Brando brought a form of presentational acting into his role where he personalized what was going on “inside” of Terry Malloy, giving the audience a strong perception of who Terry is and what his troubles are. He establishes this personalization through acting like a troubled man, not giving others eye contact, and walking down the street with his head down. Working with Stella Adler, Brando learned how to bring affective memory into his acting to create a true portrayal of the character’s emotion. He takes the emotion from an experience and recreates the physical gestures, voice, and feelings that accompanied it. This adds to the realism of the film and it duplicates the objective reality of a situation. By bringing the strong emotion that Terry would actually feel, Brando is creating for the audience a sense that the world is not being distorted in the film.
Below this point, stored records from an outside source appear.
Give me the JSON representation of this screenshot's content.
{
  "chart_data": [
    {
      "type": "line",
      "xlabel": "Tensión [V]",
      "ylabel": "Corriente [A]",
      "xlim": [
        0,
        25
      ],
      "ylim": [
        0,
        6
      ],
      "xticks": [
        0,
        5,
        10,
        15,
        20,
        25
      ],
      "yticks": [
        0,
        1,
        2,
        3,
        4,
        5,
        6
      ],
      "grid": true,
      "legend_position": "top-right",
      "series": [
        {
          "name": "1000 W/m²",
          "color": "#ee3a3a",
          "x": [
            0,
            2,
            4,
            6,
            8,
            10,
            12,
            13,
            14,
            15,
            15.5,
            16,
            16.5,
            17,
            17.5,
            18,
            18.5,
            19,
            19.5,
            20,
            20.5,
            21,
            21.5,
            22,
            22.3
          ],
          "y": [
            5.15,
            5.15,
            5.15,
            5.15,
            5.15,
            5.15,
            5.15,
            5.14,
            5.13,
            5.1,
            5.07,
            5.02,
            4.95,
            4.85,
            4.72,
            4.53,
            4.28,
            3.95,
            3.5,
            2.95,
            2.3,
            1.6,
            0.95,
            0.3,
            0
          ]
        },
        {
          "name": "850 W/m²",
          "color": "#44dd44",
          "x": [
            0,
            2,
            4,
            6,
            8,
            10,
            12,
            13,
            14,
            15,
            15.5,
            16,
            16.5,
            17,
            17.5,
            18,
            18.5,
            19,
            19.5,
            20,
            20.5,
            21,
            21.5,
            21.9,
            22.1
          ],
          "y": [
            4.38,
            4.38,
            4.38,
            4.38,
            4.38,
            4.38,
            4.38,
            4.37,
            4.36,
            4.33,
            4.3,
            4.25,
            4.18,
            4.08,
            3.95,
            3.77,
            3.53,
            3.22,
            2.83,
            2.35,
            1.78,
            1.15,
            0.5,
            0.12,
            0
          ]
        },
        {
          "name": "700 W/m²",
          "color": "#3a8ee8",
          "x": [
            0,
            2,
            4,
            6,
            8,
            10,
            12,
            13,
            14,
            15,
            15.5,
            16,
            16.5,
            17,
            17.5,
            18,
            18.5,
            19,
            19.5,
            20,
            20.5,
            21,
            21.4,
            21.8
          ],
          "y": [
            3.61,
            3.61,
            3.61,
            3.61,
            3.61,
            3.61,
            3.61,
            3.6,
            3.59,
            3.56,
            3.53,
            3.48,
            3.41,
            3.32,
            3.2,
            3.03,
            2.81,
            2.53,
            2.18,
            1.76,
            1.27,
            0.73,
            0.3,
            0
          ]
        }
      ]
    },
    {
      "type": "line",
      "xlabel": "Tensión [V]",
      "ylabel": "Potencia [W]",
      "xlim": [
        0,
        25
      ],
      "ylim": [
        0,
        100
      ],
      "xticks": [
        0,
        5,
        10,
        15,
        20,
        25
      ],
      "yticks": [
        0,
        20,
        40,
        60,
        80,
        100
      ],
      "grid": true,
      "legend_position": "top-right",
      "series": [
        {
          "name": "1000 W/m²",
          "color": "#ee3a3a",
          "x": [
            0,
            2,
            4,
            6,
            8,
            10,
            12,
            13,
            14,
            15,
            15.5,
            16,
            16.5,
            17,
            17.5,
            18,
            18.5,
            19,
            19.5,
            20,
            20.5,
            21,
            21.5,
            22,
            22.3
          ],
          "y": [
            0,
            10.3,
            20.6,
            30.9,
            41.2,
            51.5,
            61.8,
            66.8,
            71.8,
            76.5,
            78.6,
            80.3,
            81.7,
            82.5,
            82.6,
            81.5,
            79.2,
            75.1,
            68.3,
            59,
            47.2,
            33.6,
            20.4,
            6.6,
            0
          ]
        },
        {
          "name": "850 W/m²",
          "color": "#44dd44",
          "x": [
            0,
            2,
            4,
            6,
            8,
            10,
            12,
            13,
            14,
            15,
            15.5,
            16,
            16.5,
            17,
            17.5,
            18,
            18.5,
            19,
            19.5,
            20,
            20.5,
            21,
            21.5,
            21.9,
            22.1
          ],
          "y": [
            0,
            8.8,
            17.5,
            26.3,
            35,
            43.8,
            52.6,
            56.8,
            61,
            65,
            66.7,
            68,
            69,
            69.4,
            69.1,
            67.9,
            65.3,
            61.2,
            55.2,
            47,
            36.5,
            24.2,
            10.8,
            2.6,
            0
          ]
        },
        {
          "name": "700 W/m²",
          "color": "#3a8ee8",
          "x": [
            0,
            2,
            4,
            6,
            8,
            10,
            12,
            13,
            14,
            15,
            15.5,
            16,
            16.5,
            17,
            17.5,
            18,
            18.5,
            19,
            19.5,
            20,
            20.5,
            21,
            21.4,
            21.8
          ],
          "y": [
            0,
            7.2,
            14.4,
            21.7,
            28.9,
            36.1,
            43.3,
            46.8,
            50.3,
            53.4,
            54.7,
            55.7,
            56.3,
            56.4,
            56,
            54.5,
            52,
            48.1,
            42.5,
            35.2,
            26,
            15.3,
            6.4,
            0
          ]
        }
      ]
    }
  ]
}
Other noticeable elements throughout the film are Brando’s ongoing physical activity. He constantly keeps busy while acting. Examples of the physical activity are that he chews gum with a cocky attitude while talking, drinks alcohol, takes his shirt off, or plays with gloves. One reason that an actor may constantly choose to be doing something with their body in the role is to bring a stronger focus to the character, and establish with the audience that they are characters just like them. Drinking alcohol while in a conversation may have been a way to show that Terry Malloy was nervous and was at a loss for words or that he has to stay busy to keep his inner thoughts from controlling his actions. The scenes where Terry is walking down the street with his hands in his pockets sometimes reveal even more character mood than it would if he were talking. Prop usage was definitely an element that helped enhance Brando’s method acting in the film.
Finally, the relationship construction between characters in the film is spectacular. The “sending and receiving” between Terry and Edie helps build scenes emotionally and Brando has excellent reactions when questioned. The reaction may be looking down or just keeping quiet, and this brings the scenes such strong potency. The most famous scene in the film is between Terry and his brother Charlie in a heated confrontational dialogue. In this scene, it is important to note the frame and space of the camera in the car. It is an enclosed space with a closed window behind them. The enclosed space adds to the intenseness of the scene. This scene is the most memorable aspect of the film and of Brando’s method acting. He says, “I could of had class. I could have been a contender. I could have been somebody, instead of a bum, which is what I am.” This scene where Terry scolds Charlie for making him throw a fight that ended his fighting career is delivered with such passion and angry feelings towards Charlie that it consequently pushes Terry’s character history in the film. It shows that Terry has grown up and now has this great sense of self-recognition. After Charlie is killed, Terry finally stands up and tries to physically fight off Friendly and his mob. This relates to the theme and message of the movie, which is to be a hero and fight against opposition, even though you might be despised for it. In conclusion, On the Waterfront isworthy of all its’ awards and deserves praise for the performances and impact on the film industry.